Express5800 Fault Tolerant Server (all 300 series)
Not Vulnerable
No Spring Framework

Express5800 General Purpose Server (all 100 series) Except for R120h-1M/2M
Under Investigation

Express5800 General Purpose Server R120h-1M/2M
Under Investigation

ESMPRO/ServerManager, ServerAgent
Not Vulnerable
No Spring Framework

Hyper Converged Infrastructure D120H
Under Investigation

Scale Computing HC3 (HCI)
Not Vulnerable
No Spring Framework

SR250 (HCI - Lenovo)
SR630 (HCI - Lenovo)
SR650 (HCI - Lenovo)
Not Vulnerable
No Spring Framework

Leostream (VDI)
Under Investigation

M720Q (Edge)
M80Q (Edge)
Under Investigation

HYDRAstor
Not Vulnerable
No Spring Framework

M Series Storage
Under Investigation

ExpressCluster R3 LAN
ExpressCluster R3 WAN
ExpressCluster R3 SAN
ExpressCluster R4.x
Not Vulnerable
No Spring Framework

VPCC v6.x
Not Vulnerable
No Spring Framework

US120f
Not Vulnerable
No Java

US320f
Not Vulnerable
No Java

NOE
Not Vulnerable
No Spring Framework

QX switches
Not Vulnerable
No Spring Framework

Masterscope NFA or Network Manager WebConsole on Linux
Not Vulnerable
No Spring Framework

PFC (ProgrammableFlow Controller)
Not Vulnerable
No Spring Framework

Notes for UNIVERGE 3C

UNIVERGE 3C is not vulnerable to Spring4Shell.

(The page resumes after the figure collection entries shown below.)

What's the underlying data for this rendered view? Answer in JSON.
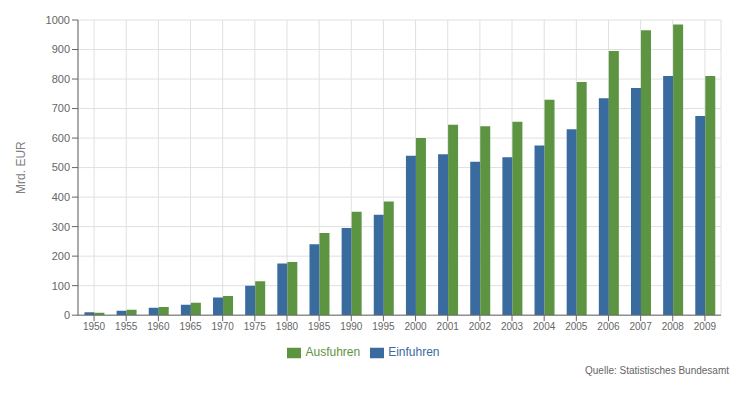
{
  "chart_data": {
    "type": "bar",
    "categories": [
      1950,
      1955,
      1960,
      1965,
      1970,
      1975,
      1980,
      1985,
      1990,
      1995,
      2000,
      2001,
      2002,
      2003,
      2004,
      2005,
      2006,
      2007,
      2008,
      2009
    ],
    "series": [
      {
        "name": "Einfuhren",
        "color": "#3a6b9e",
        "values": [
          10,
          15,
          25,
          35,
          60,
          100,
          175,
          240,
          295,
          340,
          540,
          545,
          520,
          535,
          575,
          630,
          735,
          770,
          810,
          675
        ]
      },
      {
        "name": "Ausfuhren",
        "color": "#5c9441",
        "values": [
          8,
          18,
          28,
          42,
          65,
          115,
          180,
          278,
          350,
          385,
          600,
          645,
          640,
          655,
          730,
          790,
          895,
          965,
          985,
          810
        ]
      }
    ],
    "ylabel": "Mrd. EUR",
    "ylim": [
      0,
      1000
    ],
    "yticks": [
      0,
      100,
      200,
      300,
      400,
      500,
      600,
      700,
      800,
      900,
      1000
    ],
    "grid": true,
    "legend": "bottom",
    "annotations": [
      "Quelle: Statistisches Bundesamt"
    ]
  }
}
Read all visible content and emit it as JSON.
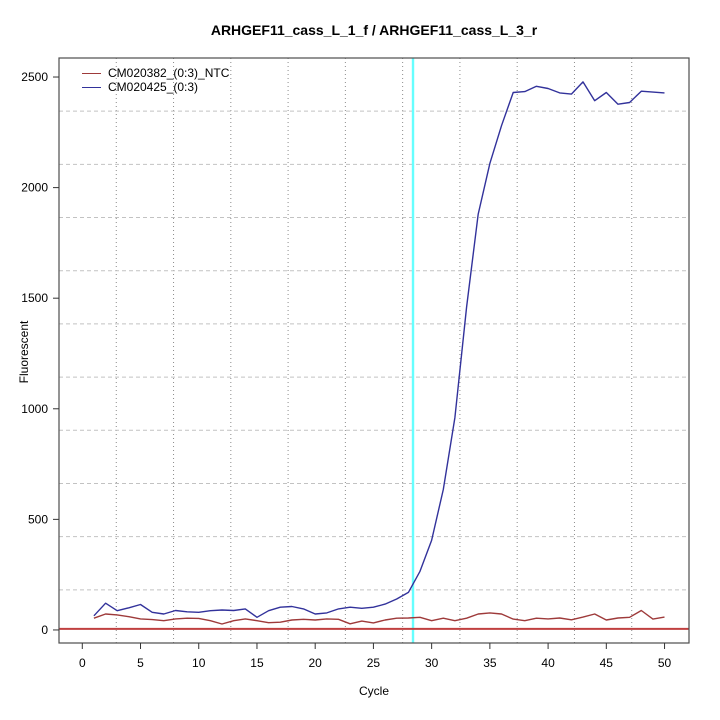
{
  "chart_data": {
    "type": "line",
    "title": "ARHGEF11_cass_L_1_f / ARHGEF11_cass_L_3_r",
    "xlabel": "Cycle",
    "ylabel": "Fluorescent",
    "x_ticks": [
      0,
      5,
      10,
      15,
      20,
      25,
      30,
      35,
      40,
      45,
      50
    ],
    "y_ticks": [
      0,
      500,
      1000,
      1500,
      2000,
      2500
    ],
    "xlim": [
      -2,
      52.1
    ],
    "ylim": [
      -59,
      2586
    ],
    "grid": {
      "on": true,
      "cells_x": 11,
      "cells_y": 11
    },
    "legend_position": "top-left",
    "x": [
      1,
      2,
      3,
      4,
      5,
      6,
      7,
      8,
      9,
      10,
      11,
      12,
      13,
      14,
      15,
      16,
      17,
      18,
      19,
      20,
      21,
      22,
      23,
      24,
      25,
      26,
      27,
      28,
      29,
      30,
      31,
      32,
      33,
      34,
      35,
      36,
      37,
      38,
      39,
      40,
      41,
      42,
      43,
      44,
      45,
      46,
      47,
      48,
      49,
      50
    ],
    "series": [
      {
        "name": "CM020382_(0:3)_NTC",
        "color": "#9E3A3A",
        "values": [
          53,
          72,
          68,
          60,
          50,
          47,
          42,
          50,
          53,
          52,
          42,
          27,
          42,
          50,
          42,
          33,
          35,
          45,
          48,
          45,
          50,
          48,
          28,
          40,
          32,
          45,
          53,
          54,
          57,
          42,
          53,
          42,
          53,
          72,
          77,
          72,
          49,
          42,
          53,
          50,
          54,
          46,
          58,
          72,
          45,
          54,
          57,
          88,
          49,
          58
        ]
      },
      {
        "name": "CM020425_(0:3)",
        "color": "#32329B",
        "values": [
          64,
          121,
          87,
          100,
          115,
          80,
          72,
          88,
          82,
          80,
          87,
          90,
          88,
          95,
          57,
          87,
          103,
          106,
          95,
          72,
          77,
          95,
          103,
          98,
          103,
          117,
          140,
          170,
          265,
          405,
          635,
          960,
          1460,
          1880,
          2110,
          2280,
          2430,
          2434,
          2458,
          2448,
          2428,
          2423,
          2478,
          2393,
          2430,
          2377,
          2385,
          2436,
          2432,
          2428
        ]
      }
    ],
    "threshold_line": {
      "value": 5,
      "color": "#C04040"
    },
    "ct_marker": {
      "cycle": 28.4,
      "color": "#66FFFF"
    }
  }
}
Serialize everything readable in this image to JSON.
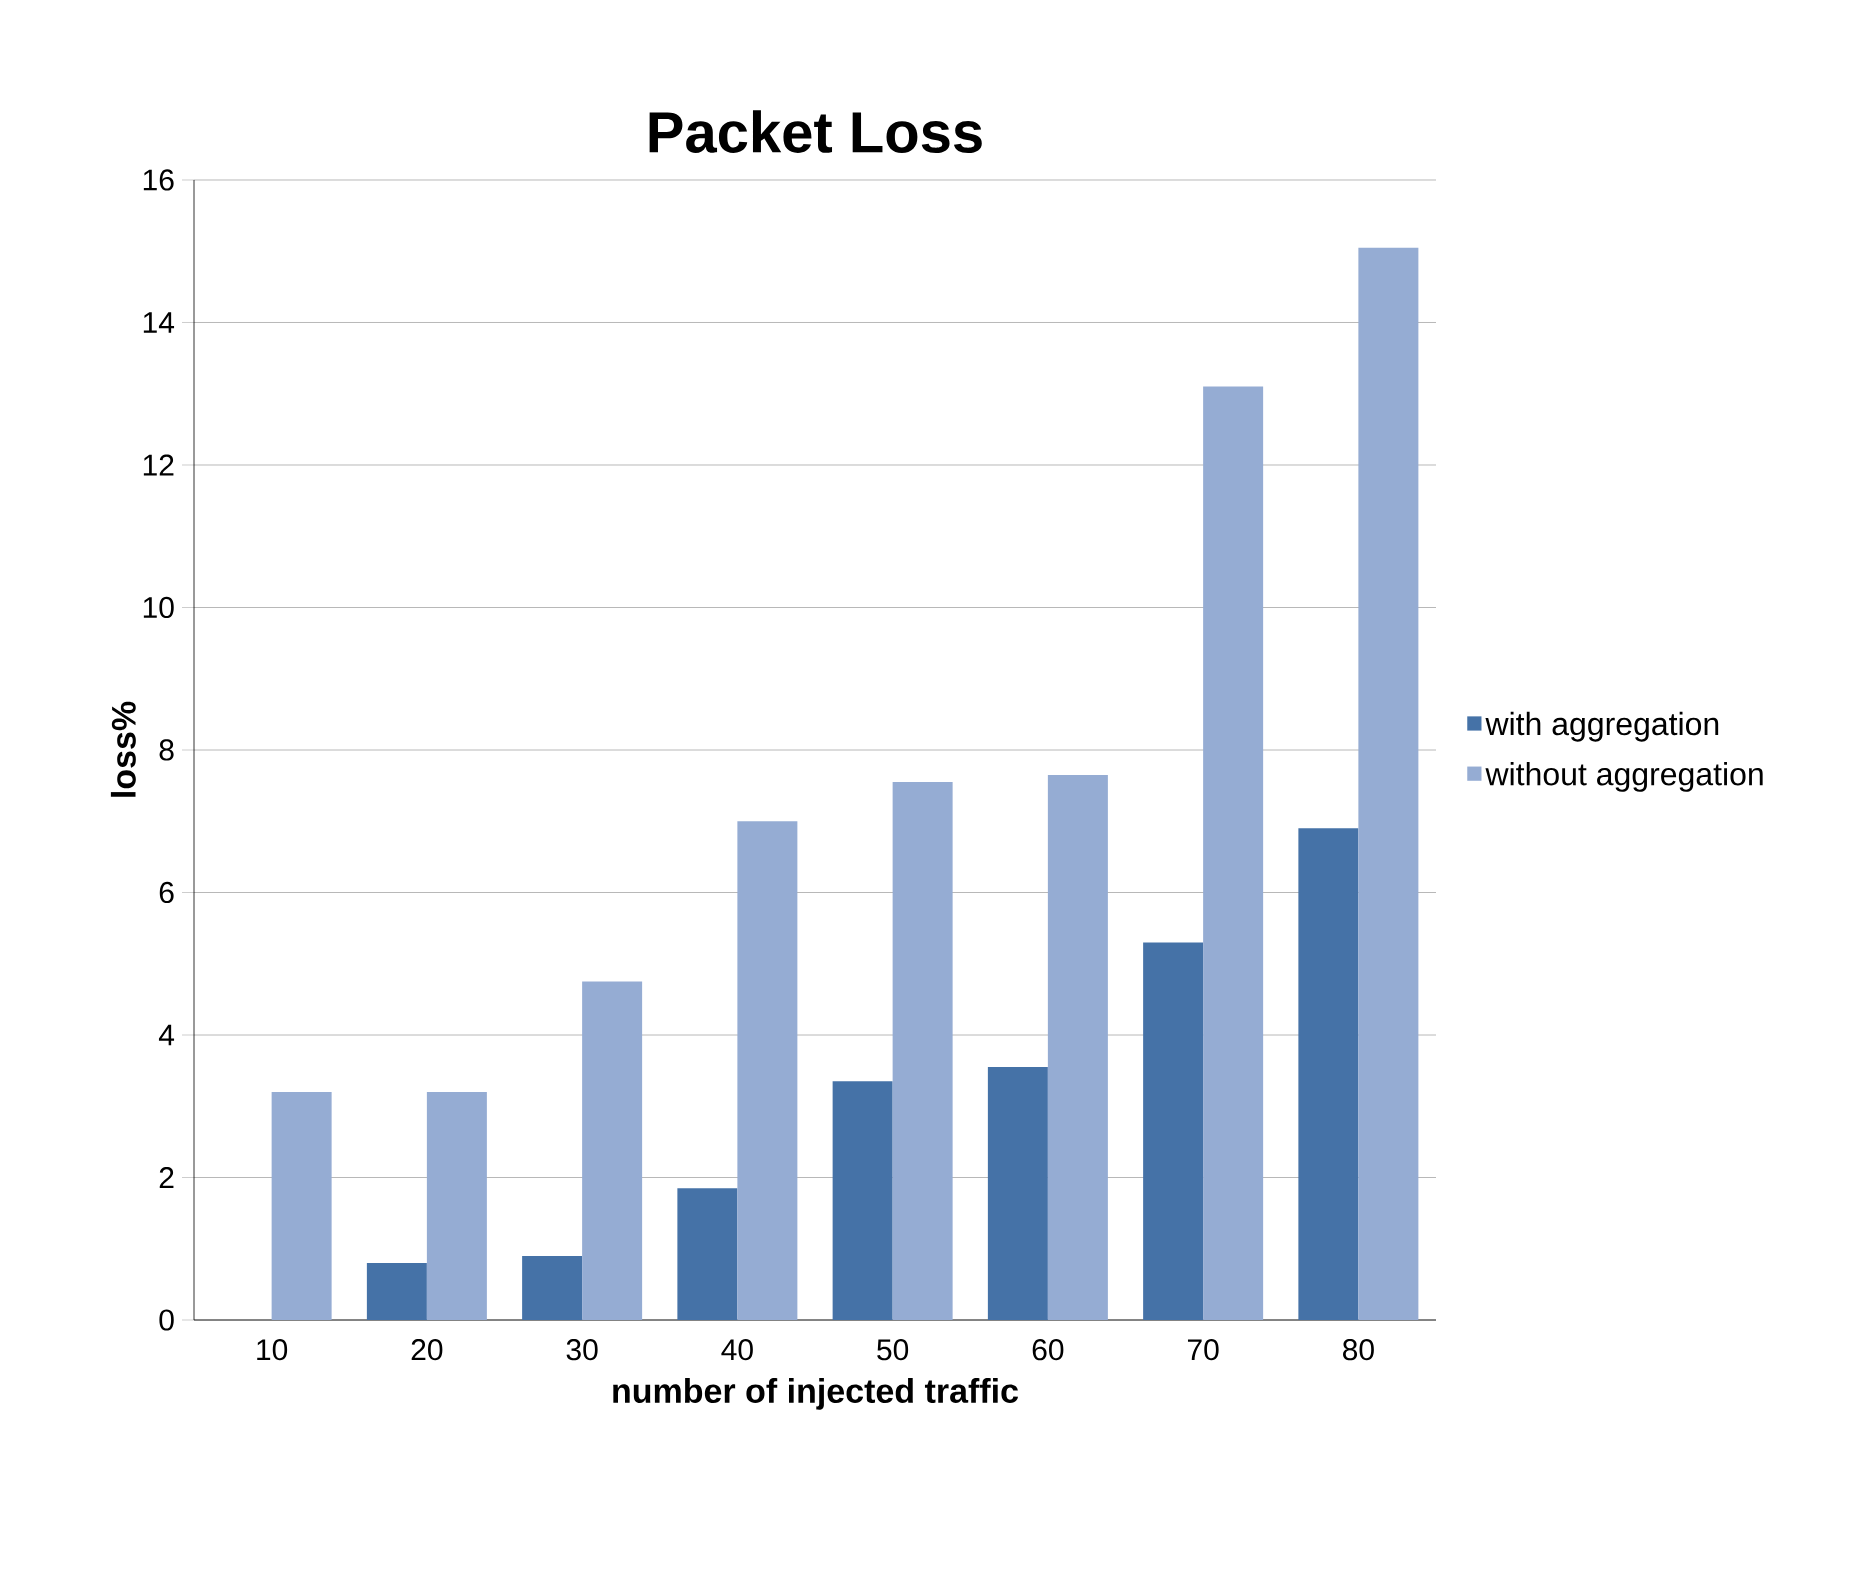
{
  "chart_data": {
    "type": "bar",
    "title": "Packet Loss",
    "xlabel": "number of injected traffic",
    "ylabel": "loss%",
    "categories": [
      "10",
      "20",
      "30",
      "40",
      "50",
      "60",
      "70",
      "80"
    ],
    "series": [
      {
        "name": "with aggregation",
        "color": "#4572a7",
        "values": [
          0,
          0.8,
          0.9,
          1.85,
          3.35,
          3.55,
          5.3,
          6.9
        ]
      },
      {
        "name": "without aggregation",
        "color": "#95acd3",
        "values": [
          3.2,
          3.2,
          4.75,
          7.0,
          7.55,
          7.65,
          13.1,
          15.05
        ]
      }
    ],
    "ylim": [
      0,
      16
    ],
    "yticks": [
      0,
      2,
      4,
      6,
      8,
      10,
      12,
      14,
      16
    ],
    "grid": "y",
    "legend": "right"
  }
}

Neither UC Client nor the Mobile Clients include Spring Framework.

UCM versions v9.2.1.8 and v10.1.0.14 P2 each include Java with Spring Framework in three components (RIA Service, File Server and Web Admin). However, none of the Spring instances are vulnerable according to the criteria of CVE-2022-22965 (nist.gov):
  • UCM 9.2.1.8 has Spring versions 4.2.0, 2.0.8 and 4.2.3. None of them are affected versions.
  • UCE 10.1.0.14 P2 has Spring version 4.3.29, which is not an affected version; and version 5.2.15 without use of MVC or WebFlux, and therefore unaffected.